When monkeypox cases first began popping up in the U.S., the researchers at Stanford, Emory, and Verily saw an opportunity to apply a wastewater lens to the disease, especially since testing for monkeypox wasn’t widely available. They had been tracking SARS-CoV-2 at a few sites in California through the Sewer Coronavirus Alert Network (SCAN) since November 2020, and had been adding analyses of other viruses, including influenza and RSV. When monkeypox cases began spreading around the world and while access to testing was still limited, they added that virus to their investigation as well and expanded their network to include more sites around the country.

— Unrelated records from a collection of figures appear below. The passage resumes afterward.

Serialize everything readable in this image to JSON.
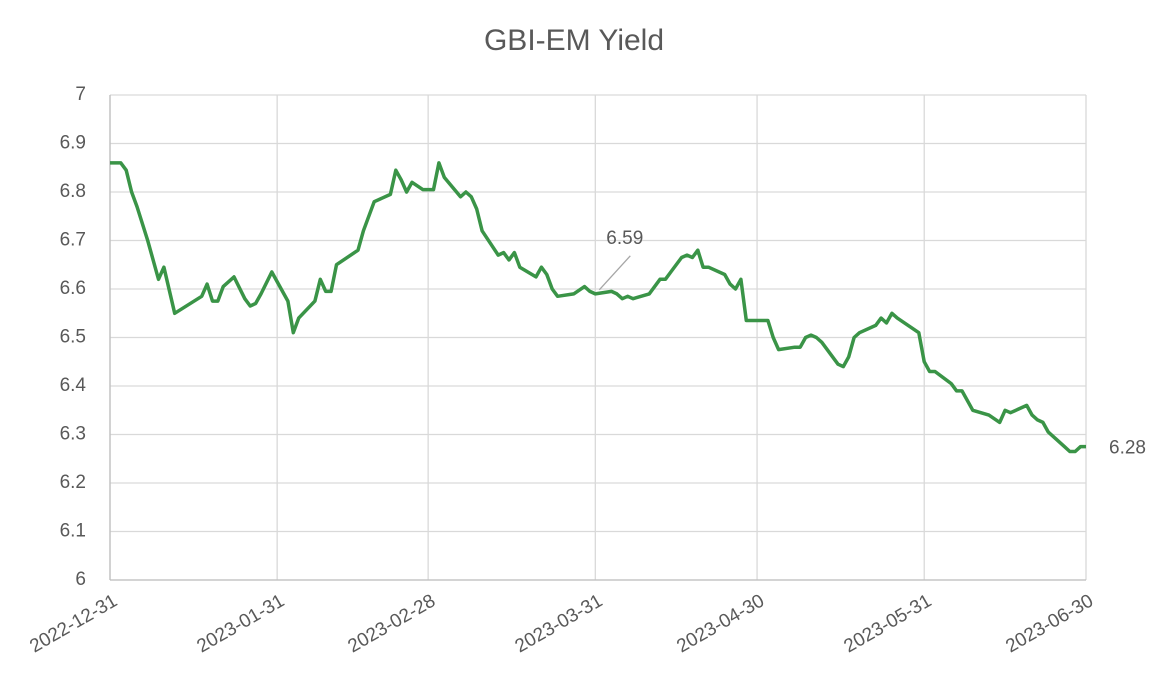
{
  "chart_data": {
    "type": "line",
    "title": "GBI-EM Yield",
    "x": [
      "2022-12-31",
      "2023-01-02",
      "2023-01-03",
      "2023-01-04",
      "2023-01-05",
      "2023-01-07",
      "2023-01-09",
      "2023-01-10",
      "2023-01-12",
      "2023-01-17",
      "2023-01-18",
      "2023-01-19",
      "2023-01-20",
      "2023-01-21",
      "2023-01-23",
      "2023-01-25",
      "2023-01-26",
      "2023-01-27",
      "2023-01-28",
      "2023-01-30",
      "2023-02-02",
      "2023-02-03",
      "2023-02-04",
      "2023-02-07",
      "2023-02-08",
      "2023-02-09",
      "2023-02-10",
      "2023-02-11",
      "2023-02-15",
      "2023-02-16",
      "2023-02-18",
      "2023-02-21",
      "2023-02-22",
      "2023-02-23",
      "2023-02-24",
      "2023-02-25",
      "2023-02-27",
      "2023-03-01",
      "2023-03-02",
      "2023-03-03",
      "2023-03-06",
      "2023-03-07",
      "2023-03-08",
      "2023-03-09",
      "2023-03-10",
      "2023-03-13",
      "2023-03-14",
      "2023-03-15",
      "2023-03-16",
      "2023-03-17",
      "2023-03-20",
      "2023-03-21",
      "2023-03-22",
      "2023-03-23",
      "2023-03-24",
      "2023-03-27",
      "2023-03-29",
      "2023-03-30",
      "2023-03-31",
      "2023-04-03",
      "2023-04-04",
      "2023-04-05",
      "2023-04-06",
      "2023-04-07",
      "2023-04-10",
      "2023-04-12",
      "2023-04-13",
      "2023-04-14",
      "2023-04-16",
      "2023-04-17",
      "2023-04-18",
      "2023-04-19",
      "2023-04-20",
      "2023-04-21",
      "2023-04-24",
      "2023-04-25",
      "2023-04-26",
      "2023-04-27",
      "2023-04-28",
      "2023-05-02",
      "2023-05-03",
      "2023-05-04",
      "2023-05-07",
      "2023-05-08",
      "2023-05-09",
      "2023-05-10",
      "2023-05-11",
      "2023-05-12",
      "2023-05-15",
      "2023-05-16",
      "2023-05-17",
      "2023-05-18",
      "2023-05-19",
      "2023-05-22",
      "2023-05-23",
      "2023-05-24",
      "2023-05-25",
      "2023-05-26",
      "2023-05-30",
      "2023-05-31",
      "2023-06-01",
      "2023-06-02",
      "2023-06-05",
      "2023-06-06",
      "2023-06-07",
      "2023-06-09",
      "2023-06-12",
      "2023-06-14",
      "2023-06-15",
      "2023-06-16",
      "2023-06-19",
      "2023-06-20",
      "2023-06-21",
      "2023-06-22",
      "2023-06-23",
      "2023-06-26",
      "2023-06-27",
      "2023-06-28",
      "2023-06-29",
      "2023-06-30"
    ],
    "series": [
      {
        "name": "GBI-EM Yield",
        "color": "#3a9447",
        "values": [
          6.86,
          6.86,
          6.845,
          6.8,
          6.77,
          6.7,
          6.62,
          6.645,
          6.55,
          6.585,
          6.61,
          6.575,
          6.575,
          6.605,
          6.625,
          6.58,
          6.565,
          6.57,
          6.59,
          6.635,
          6.575,
          6.51,
          6.54,
          6.575,
          6.62,
          6.595,
          6.595,
          6.65,
          6.68,
          6.72,
          6.78,
          6.795,
          6.845,
          6.825,
          6.8,
          6.82,
          6.805,
          6.805,
          6.86,
          6.83,
          6.79,
          6.8,
          6.79,
          6.765,
          6.72,
          6.67,
          6.675,
          6.66,
          6.675,
          6.645,
          6.625,
          6.645,
          6.63,
          6.6,
          6.585,
          6.59,
          6.605,
          6.595,
          6.59,
          6.595,
          6.59,
          6.58,
          6.585,
          6.58,
          6.59,
          6.62,
          6.62,
          6.635,
          6.665,
          6.67,
          6.665,
          6.68,
          6.645,
          6.645,
          6.63,
          6.61,
          6.6,
          6.62,
          6.535,
          6.535,
          6.5,
          6.475,
          6.48,
          6.48,
          6.5,
          6.505,
          6.5,
          6.49,
          6.445,
          6.44,
          6.46,
          6.5,
          6.51,
          6.525,
          6.54,
          6.53,
          6.55,
          6.54,
          6.51,
          6.45,
          6.43,
          6.43,
          6.405,
          6.39,
          6.39,
          6.35,
          6.34,
          6.325,
          6.35,
          6.345,
          6.36,
          6.34,
          6.33,
          6.325,
          6.305,
          6.275,
          6.265,
          6.265,
          6.275,
          6.275
        ],
        "value_labels": [
          null,
          null,
          null,
          null,
          null,
          null,
          null,
          null,
          null,
          null,
          null,
          null,
          null,
          null,
          null,
          null,
          null,
          null,
          null,
          null,
          null,
          null,
          null,
          null,
          null,
          null,
          null,
          null,
          null,
          null,
          null,
          null,
          null,
          null,
          null,
          null,
          null,
          null,
          null,
          null,
          null,
          null,
          null,
          null,
          null,
          null,
          null,
          null,
          null,
          null,
          null,
          null,
          null,
          null,
          null,
          null,
          null,
          null,
          "6.59",
          null,
          null,
          null,
          null,
          null,
          null,
          null,
          null,
          null,
          null,
          null,
          null,
          null,
          null,
          null,
          null,
          null,
          null,
          null,
          null,
          null,
          null,
          null,
          null,
          null,
          null,
          null,
          null,
          null,
          null,
          null,
          null,
          null,
          null,
          null,
          null,
          null,
          null,
          null,
          null,
          null,
          null,
          null,
          null,
          null,
          null,
          null,
          null,
          null,
          null,
          null,
          null,
          null,
          null,
          null,
          null,
          null,
          null,
          null,
          null,
          "6.28"
        ]
      }
    ],
    "xlim": [
      "2022-12-31",
      "2023-06-30"
    ],
    "xticks": [
      "2022-12-31",
      "2023-01-31",
      "2023-02-28",
      "2023-03-31",
      "2023-04-30",
      "2023-05-31",
      "2023-06-30"
    ],
    "ylim": [
      6,
      7
    ],
    "yticks": [
      6,
      6.1,
      6.2,
      6.3,
      6.4,
      6.5,
      6.6,
      6.7,
      6.8,
      6.9,
      7
    ],
    "grid": true
  }
}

WastewaterSCAN was born.
Wolfe says the group’s platform for isolating the genetic material of microbes made it relatively easy to create the proper assay for detecting the monkeypox virus in mid-June. They targeted a portion of the monkeypox genome that was relatively unique, and the probe successfully identified the virus in their lab tests. But, says White, “the first few tests we ran on wastewater samples didn’t pick anything up.” That might have been because the concentration of virus in sewage at that point was so low. While WastewaterSCAN’s probe is designed to pick up very diluted amounts of virus, at the time of the tests, there were few cases in northern California. On June 19, WastewaterSCAN started testing samples provided daily from two treatment plants in the San Francisco area. The next day, both sites had positive tests for monkeypox.
Read More: What It Really Feels Like to Have Monkeypox
The monkeypox virus’ genetic material differs from that of SARS-CoV-2 because it’s in the form of DNA, while the COVID-19 virus and all of the group’s previous tests had been directed against RNA. But, White says, “DNA is much more stable than RNA, so as long as the genetic material is extracted from the sample, we’re pretty confident that if people are excreting a virus in wastewater, we will eventually detect it.”

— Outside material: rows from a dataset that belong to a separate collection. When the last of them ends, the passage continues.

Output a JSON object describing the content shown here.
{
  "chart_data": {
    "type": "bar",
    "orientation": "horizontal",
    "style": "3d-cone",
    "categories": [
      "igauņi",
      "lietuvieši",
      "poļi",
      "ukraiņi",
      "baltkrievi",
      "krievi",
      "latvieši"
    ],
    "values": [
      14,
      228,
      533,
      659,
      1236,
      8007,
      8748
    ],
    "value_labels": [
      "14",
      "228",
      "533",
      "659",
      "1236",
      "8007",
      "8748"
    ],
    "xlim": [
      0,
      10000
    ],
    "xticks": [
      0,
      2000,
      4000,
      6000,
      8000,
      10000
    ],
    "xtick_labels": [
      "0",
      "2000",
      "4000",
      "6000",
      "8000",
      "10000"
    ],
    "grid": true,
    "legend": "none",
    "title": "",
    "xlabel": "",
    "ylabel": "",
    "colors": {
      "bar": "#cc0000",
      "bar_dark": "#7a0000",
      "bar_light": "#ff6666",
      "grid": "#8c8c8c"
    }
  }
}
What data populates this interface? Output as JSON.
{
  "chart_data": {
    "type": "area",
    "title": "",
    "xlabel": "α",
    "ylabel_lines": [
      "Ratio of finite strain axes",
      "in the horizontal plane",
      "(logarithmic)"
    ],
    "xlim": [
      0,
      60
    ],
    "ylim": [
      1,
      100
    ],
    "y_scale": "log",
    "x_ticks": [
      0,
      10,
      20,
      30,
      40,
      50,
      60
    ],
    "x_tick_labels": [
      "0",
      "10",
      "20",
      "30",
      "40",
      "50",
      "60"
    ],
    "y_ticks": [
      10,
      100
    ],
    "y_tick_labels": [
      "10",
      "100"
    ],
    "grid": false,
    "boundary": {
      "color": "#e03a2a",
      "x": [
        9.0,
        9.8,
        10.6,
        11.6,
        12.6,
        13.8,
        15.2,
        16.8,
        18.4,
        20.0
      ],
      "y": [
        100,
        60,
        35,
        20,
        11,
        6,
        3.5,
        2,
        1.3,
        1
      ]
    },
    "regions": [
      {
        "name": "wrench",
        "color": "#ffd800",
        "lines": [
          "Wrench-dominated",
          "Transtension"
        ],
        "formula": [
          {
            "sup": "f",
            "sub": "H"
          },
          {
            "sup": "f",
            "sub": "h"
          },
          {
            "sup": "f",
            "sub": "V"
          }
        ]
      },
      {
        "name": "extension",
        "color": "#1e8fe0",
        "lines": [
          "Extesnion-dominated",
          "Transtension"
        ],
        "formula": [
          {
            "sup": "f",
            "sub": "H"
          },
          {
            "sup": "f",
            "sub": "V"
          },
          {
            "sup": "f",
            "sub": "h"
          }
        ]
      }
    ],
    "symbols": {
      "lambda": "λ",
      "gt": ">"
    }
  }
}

The scientists say that there are still a few important unanswered questions about monkeypox in wastewater. They don’t have enough data to say for sure how much of a lead time wastewater can give health officials about rising cases, compared to testing at clinics and hospitals. They are also continuing to analyze the data to get a better sense of how much virus needs to be circulating in the community, or how many cases need to accumulate in a given region, before their analysis can pick up signs of the virus in sewage. That could give doctors an important head start in preparing adequate numbers of tests, vaccines, and treatments for the disease before cases peak.

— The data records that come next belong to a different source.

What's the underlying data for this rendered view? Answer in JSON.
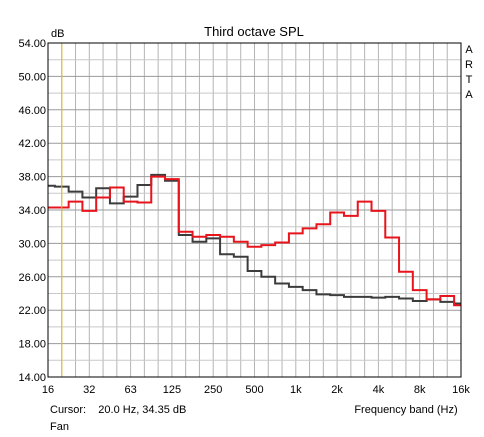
{
  "chart_data": {
    "type": "line",
    "title": "Third octave SPL",
    "ylabel": "dB",
    "xlabel": "Frequency band (Hz)",
    "brand": "ARTA",
    "cursor_readout": "Cursor:    20.0 Hz, 34.35 dB",
    "footer_label": "Fan",
    "ylim": [
      14,
      54
    ],
    "yticks": [
      "14.00",
      "18.00",
      "22.00",
      "26.00",
      "30.00",
      "34.00",
      "38.00",
      "42.00",
      "46.00",
      "50.00",
      "54.00"
    ],
    "xlim_band_index": [
      0,
      30
    ],
    "xtick_labels": [
      "16",
      "32",
      "63",
      "125",
      "250",
      "500",
      "1k",
      "2k",
      "4k",
      "8k",
      "16k"
    ],
    "bands": [
      "16",
      "20",
      "25",
      "31.5",
      "40",
      "50",
      "63",
      "80",
      "100",
      "125",
      "160",
      "200",
      "250",
      "315",
      "400",
      "500",
      "630",
      "800",
      "1k",
      "1.25k",
      "1.6k",
      "2k",
      "2.5k",
      "3.15k",
      "4k",
      "5k",
      "6.3k",
      "8k",
      "10k",
      "12.5k",
      "16k",
      "20k"
    ],
    "cursor_band": "20",
    "grid": true,
    "series": [
      {
        "color": "#3c3c3c",
        "values": [
          36.9,
          36.8,
          36.2,
          35.5,
          36.6,
          34.8,
          35.6,
          37.0,
          38.2,
          37.5,
          31.0,
          30.2,
          30.6,
          28.7,
          28.4,
          26.7,
          26.0,
          25.2,
          24.8,
          24.4,
          23.9,
          23.8,
          23.6,
          23.6,
          23.5,
          23.6,
          23.4,
          23.1,
          23.3,
          23.0,
          22.8,
          22.8
        ]
      },
      {
        "color": "#e8141c",
        "values": [
          34.3,
          34.3,
          35.0,
          33.9,
          35.5,
          36.7,
          35.0,
          34.9,
          38.0,
          37.7,
          31.4,
          30.8,
          31.0,
          30.8,
          30.2,
          29.6,
          29.8,
          30.1,
          31.2,
          31.8,
          32.3,
          33.7,
          33.3,
          35.0,
          33.9,
          30.7,
          26.6,
          24.4,
          23.3,
          23.7,
          22.6,
          22.6
        ]
      }
    ]
  }
}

The WastewaterSCAN team is now applying what they’ve learned from COVID-19 and monkeypox to explore ways to monitor influenza, RSV, and other seasonal diseases. In the case of RSV, a respiratory infection that often sickens babies, knowing where cases are starting to circulate could help doctors treat the most vulnerable babies with a monoclonal antibody drug before they get exposed, and thus spare them from contracting a potentially dangerous illness.
The key to having such a national system, however, is coordination among partners who share their findings, says Wolfe. “Having a network of sites that use the same collection and analytic methods so we can compare data gives us a national picture of what is going on,” she says. “We’d love to have more federal investments in systems like this.”